Fighting the second wave—can COVID be kept under control?

Melbourne’s COVID-19 outbreak has proven how easily the virus can resurface, and begin spreading on a large scale.

Many countries worldwide are facing either a second wave, or a similar resurgence in infections. Even countries that did manage to control the virus initially, such as South Korea, Singapore, New Zealand and Vietnam, have seen new outbreaks.

South Korea officially announced a second wave of infections in late June, after daily cases had declined to close to zero.

It began when an asymptomatic person partied across five nightclubs in the Itaewon area of Seoul the previous month, spreading the virus.

South Korea’s response has been based on meticulous contact tracing.
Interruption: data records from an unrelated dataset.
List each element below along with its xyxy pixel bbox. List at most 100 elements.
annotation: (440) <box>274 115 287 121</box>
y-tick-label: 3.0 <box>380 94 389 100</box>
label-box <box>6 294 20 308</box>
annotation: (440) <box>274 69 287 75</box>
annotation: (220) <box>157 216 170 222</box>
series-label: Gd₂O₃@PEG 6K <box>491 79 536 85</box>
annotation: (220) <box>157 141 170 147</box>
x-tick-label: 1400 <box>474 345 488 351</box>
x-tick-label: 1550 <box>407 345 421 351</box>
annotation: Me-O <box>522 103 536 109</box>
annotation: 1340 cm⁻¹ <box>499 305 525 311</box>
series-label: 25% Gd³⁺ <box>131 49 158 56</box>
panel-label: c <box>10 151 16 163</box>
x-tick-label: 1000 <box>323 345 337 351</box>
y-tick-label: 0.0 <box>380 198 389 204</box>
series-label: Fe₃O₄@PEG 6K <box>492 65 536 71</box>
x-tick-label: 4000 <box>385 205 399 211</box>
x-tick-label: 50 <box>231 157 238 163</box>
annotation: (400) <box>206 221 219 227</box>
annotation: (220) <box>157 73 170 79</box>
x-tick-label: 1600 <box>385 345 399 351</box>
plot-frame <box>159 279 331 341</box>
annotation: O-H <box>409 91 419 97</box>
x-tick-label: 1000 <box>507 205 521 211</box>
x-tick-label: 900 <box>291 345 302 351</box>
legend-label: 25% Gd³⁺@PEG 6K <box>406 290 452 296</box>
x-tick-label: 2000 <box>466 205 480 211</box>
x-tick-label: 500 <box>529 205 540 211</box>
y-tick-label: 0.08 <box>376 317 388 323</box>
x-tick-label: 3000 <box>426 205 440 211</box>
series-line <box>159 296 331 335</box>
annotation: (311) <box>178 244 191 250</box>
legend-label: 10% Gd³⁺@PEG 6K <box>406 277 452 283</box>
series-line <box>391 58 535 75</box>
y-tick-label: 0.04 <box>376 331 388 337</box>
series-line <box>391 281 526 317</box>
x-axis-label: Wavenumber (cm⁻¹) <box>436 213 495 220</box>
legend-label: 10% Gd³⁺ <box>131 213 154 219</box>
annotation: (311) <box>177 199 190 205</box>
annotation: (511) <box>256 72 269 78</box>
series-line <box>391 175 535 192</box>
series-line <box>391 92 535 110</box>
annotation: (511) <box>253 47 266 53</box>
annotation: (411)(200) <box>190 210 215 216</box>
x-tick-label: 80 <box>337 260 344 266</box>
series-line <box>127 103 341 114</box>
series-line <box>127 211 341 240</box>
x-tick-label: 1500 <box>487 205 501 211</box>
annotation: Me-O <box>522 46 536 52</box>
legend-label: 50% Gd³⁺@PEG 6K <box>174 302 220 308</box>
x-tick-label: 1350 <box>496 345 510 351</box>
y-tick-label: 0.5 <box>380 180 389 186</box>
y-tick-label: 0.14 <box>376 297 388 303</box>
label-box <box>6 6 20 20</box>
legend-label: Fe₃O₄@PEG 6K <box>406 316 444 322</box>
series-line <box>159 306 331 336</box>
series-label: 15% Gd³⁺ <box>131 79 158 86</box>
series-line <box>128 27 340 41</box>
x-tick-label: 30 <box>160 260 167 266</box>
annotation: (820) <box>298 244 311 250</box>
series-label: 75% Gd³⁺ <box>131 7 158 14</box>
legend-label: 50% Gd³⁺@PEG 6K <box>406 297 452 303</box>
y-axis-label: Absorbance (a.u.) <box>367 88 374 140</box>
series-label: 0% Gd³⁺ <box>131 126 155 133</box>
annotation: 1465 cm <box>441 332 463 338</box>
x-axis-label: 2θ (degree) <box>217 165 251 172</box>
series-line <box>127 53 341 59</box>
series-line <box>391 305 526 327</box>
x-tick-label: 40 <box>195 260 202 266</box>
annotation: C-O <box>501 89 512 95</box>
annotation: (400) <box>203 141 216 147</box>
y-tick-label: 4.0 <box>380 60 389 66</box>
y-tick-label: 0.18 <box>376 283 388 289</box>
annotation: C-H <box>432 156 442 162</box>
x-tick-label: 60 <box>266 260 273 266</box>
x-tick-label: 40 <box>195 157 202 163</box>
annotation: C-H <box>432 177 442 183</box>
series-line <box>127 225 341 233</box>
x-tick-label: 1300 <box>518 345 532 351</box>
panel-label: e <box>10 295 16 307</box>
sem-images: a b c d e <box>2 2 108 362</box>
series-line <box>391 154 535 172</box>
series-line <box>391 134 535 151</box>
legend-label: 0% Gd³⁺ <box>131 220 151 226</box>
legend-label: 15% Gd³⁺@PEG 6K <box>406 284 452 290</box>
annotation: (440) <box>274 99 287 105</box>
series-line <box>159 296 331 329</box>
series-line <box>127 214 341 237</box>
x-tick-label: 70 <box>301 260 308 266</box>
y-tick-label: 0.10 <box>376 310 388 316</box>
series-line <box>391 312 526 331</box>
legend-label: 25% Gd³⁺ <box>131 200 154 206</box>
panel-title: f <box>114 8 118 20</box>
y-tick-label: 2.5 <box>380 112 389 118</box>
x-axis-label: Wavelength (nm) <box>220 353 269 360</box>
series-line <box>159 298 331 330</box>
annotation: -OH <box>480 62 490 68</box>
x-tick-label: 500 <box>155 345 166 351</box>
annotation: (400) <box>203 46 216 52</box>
It tracked down 46,000 people who had been in contact with anyone in the nightclubs and tested them all. In total 160 infections were found.

Alarm spread after a warehouse worker, in a workplace with 4000 other people, was confirmed as infected.

But 9000 of his co-workers, family members and contacts were identified and tested, halting the infections after a week.

While there was a localised shutdown of nightclubs in Seoul, the rest of the city was not locked down.

Contact tracing is organised by a team of 130 trained epidemiologists who were in place before COVID-19 emerged, with hundreds of others recruited during the crisis.

Health authorities interviewed anyone infected, and used mobile phone GPS data, CCTV footage and even credit card logs to track where they had been. Handing such sweeping surveillance powers to the state has caused serious privacy problems. There was a disgusting homophobic backlash after it was revealed that some of the nightclub infections took place in gay bars.

But South Korea’s approach has shown the primary importance of contact tracing in controlling the pandemic. After reaching a peak of 113 cases nationwide on 24 July, daily tallies were brought down to around 30 or 40 a day. But the country now faces another outbreak centred on the Sarang Jeil church, with cases again reaching around 300 a day.

A much larger outbreak in February, which reached a peak of 909 cases discovered in one day, was successfully contained.

Singapore was also initially successful in containing the virus. But it suffered a major outbreak in April amongst migrant workers. Exploitation and appalling living conditions were responsible.

Around 320,000 migrant workers in the city-state live crammed into overcrowded dormitories. Some were moved to alternative accommodation, but thousands were simply locked in under quarantine, much like the treatment of Melbourne’s public housing towers.

As in Melbourne, this should have been dealt with through rehousing people in safe, better quality housing, and providing adequate meals and medical care during quarantine.

But a systematic program of testing all the residents, and isolating those infected or in close contact with them, has been able to control the outbreak.

There has been a steady decline since the peak of 1426 cases on one day in April. Outside the quarantined dormitories there are now only one or two cases a day being found in the community.

Outbreaks

Parts of Europe, such as France and Spain, have also seen particularly severe “second waves”. But their situation is quite different to Australia’s. The virus was spreading out of control in much of Western Europe in March and April, until lockdowns slowed down transmission. The virus was never even close to being suppressed to manageable levels. At Spain’s lowest point it was still recording around 200 new cases a day. That meant infections just picked up again after the lockdown ended.

Adequate testing and tracing regimes able to keep the virus in check after the lockdown ended were not put in place.

The most any country can achieve is substantial suppression. There is no realistic prospect of eliminating the virus anywhere. New Zealand went 102 days without a case before the emergence of a cluster that has grown to nearly 100 people.

Vietnam went 99 days without cases, only to have a cluster emerge in the tourist city of Da Nang in late July. It has now produced more than 500 cases. Hong Kong, which was praised early on, now faces an outbreak triggered by exemptions authorities granted to hotel quarantining.

The reason there has been so much reliance on lockdowns globally is that most governments failed to properly prepare a public health response to the pandemic. Lockdowns are a last resort to try to limit community transmission.

Observing most social distancing measures is sensible. But the measures imposed by governments are always political. They have one rule for sports stadiums and another for protests for example.

And the experience so far shows that the main emphasis has to be on funding a health system capable of efficient testing and tracing to keep the virus under control.